Hi Jim, Vladimir,
Sorry for some delay, it looks like I was probably affected by
DPD200134977 C++, Fortran issue with libiomp5md.lib, reduction -:
In rare cases my application had (rare!) random hangs inside one of OpenMP constructs. It occurred if libiomp5md.dll 5.0.2011.325 was loaded, while exactly the same application worked just fine with libiomp5md.dll 5.0.2011.606. In both cases the rest of application remained untouched.
I performed the required test with Intel VTune Amplifier XE 2011. I believe the results show some basic difference between these two versions of libiomp5md.dll, in particular, how aggressively OpenMP threads are utilizing available CPU cores.
For the reference: tests were performed at the computer with 2 X5690 CPU, HT = On, SpeedStep and TurboBoost = OFF. Therefore 24 logical cores are available in this system. In both cases only libiomp5md.dll was replaced. OpenMP is used in a DLL, this DLL is loaded by GUI application written in Delphi. GUI part is also multithreaded, typically DLL functions are called from different secondary threads of GUI in order not to block UI during computations. I tested rather complicated algorithm requiring to call many different DLL functions (with OpenMP parallel constructs) in some externalloop. The test run takes about 20-30 sec.
A) libiomp5md.dll 5.0.2011.325 Summary of Lightweight Hotspots analysis
Elapsed Time: 22.565s
CPU Time: 336.113s
Instructions Retired: 599,580,000,000
CPI Rate: 1.938
Paused Time: 0s
B) libiomp5md.dll 5.0.2011.606 Summary of Lightweight Hotspots analysis
Elapsed Time: 29.971s
CPU Time: 88.789s
Instructions Retired: 143,308,000,000
CPI Rate: 1.874
Paused Time: 0s
Immediately we can see significantly less CPU Time parameter in the 2nd case!
Do you still need more detailed information on particular functions inside libiomp5md.dll?
At the moment I have a feeling that version 606 doesnt like when OpenMP parallel region is called by different threads of the application, like happens in my case.
In my case instances of OpenMP are never running concurrently. They are launched sequentially one by one. Parent threads of GUI applications are often different, but they are synchronized in sequential order. Thus I do not see any need to use KMP_AFFINITY.
I checked values ofomp_get_num_threads,omp_get_max_threads, omp_get_thread_limit,omp_get_dynamic, kmp_get_blocktime,omp_get_schedule
All these functions return the same values for both versions of libiomp5md.dll.
>> Are you saying the GUI part is coded using say pthreads, or beginthread, or ... (non-OpenMP thread),
Yes, some wrapper around beginthread/endthread (non-OpenMP).
>> and which each of these threads may concurrently call the DLL,
Not at all! By design I am avoiding concurrent calls of DLL functions having OpenMP parallel constructs. These calls are serialized. Other functions not having OpenMP inside are called, of course.

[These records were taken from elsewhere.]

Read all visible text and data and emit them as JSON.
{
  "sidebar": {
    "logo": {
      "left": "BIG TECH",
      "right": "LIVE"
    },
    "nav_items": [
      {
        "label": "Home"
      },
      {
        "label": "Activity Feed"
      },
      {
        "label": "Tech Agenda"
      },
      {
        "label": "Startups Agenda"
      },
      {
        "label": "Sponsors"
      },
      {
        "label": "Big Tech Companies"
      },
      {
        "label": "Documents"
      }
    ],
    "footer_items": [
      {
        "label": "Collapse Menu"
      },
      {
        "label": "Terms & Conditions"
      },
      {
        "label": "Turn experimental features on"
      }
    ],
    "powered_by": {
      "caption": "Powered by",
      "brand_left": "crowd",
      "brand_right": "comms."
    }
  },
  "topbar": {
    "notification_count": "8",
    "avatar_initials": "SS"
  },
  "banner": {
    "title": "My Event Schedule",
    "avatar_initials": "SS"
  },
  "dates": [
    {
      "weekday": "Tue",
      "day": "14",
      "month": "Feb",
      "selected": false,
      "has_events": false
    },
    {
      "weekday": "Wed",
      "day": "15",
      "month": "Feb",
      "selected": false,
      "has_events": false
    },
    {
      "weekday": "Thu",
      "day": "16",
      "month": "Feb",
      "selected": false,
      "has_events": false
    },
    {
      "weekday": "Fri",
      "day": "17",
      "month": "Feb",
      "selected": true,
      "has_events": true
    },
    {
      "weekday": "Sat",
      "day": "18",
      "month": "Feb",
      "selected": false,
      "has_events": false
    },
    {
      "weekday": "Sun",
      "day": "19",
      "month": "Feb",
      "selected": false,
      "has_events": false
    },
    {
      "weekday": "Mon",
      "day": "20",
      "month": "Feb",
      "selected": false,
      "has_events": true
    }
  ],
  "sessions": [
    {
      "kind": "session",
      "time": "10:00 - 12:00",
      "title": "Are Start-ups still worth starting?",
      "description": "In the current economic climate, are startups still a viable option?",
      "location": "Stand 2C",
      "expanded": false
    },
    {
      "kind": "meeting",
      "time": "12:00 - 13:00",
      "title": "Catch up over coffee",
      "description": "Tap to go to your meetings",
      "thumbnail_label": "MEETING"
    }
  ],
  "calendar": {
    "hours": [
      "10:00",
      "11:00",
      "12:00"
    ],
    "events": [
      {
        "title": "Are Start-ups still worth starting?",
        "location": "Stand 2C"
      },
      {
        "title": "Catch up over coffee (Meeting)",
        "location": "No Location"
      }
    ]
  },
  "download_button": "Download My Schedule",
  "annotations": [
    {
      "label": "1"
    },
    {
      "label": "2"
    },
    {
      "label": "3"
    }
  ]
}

>> and where each DLL called function will use OpenMP under the assumption that the OpenMP thread pool is entirely owned (by its call context)?
Yes, it is designed in this way. I was assuming that serialization (see answer #2) makes this possible.
>> If so, you should understand that OpenMP is not designed to operate this way.
Some time ago I really had a problem when by accident (programming error) I had a concurrent call to two DLL functions with OpenMP. It caused stability problems, after I serialized such calls the problem gone and I have no problems with correct results, stability, etc.
Are there any recommendations how to use OpenMP in DLL for my scenario? If yes, where can I find a description?
>> Externally, observed by your application, potentially you have one thread in each of these concurrent DLL calls at it's independent main level with omp_get_thread_num() == 0. Would this cause any programming errors?
Even with a single thread for every parallel region the program should work correctly with an obvious impact on performance.
kmp_get_blocktime() returns 200).
Thus there is no difference in this parameter, it cannot be a reason for slower execution.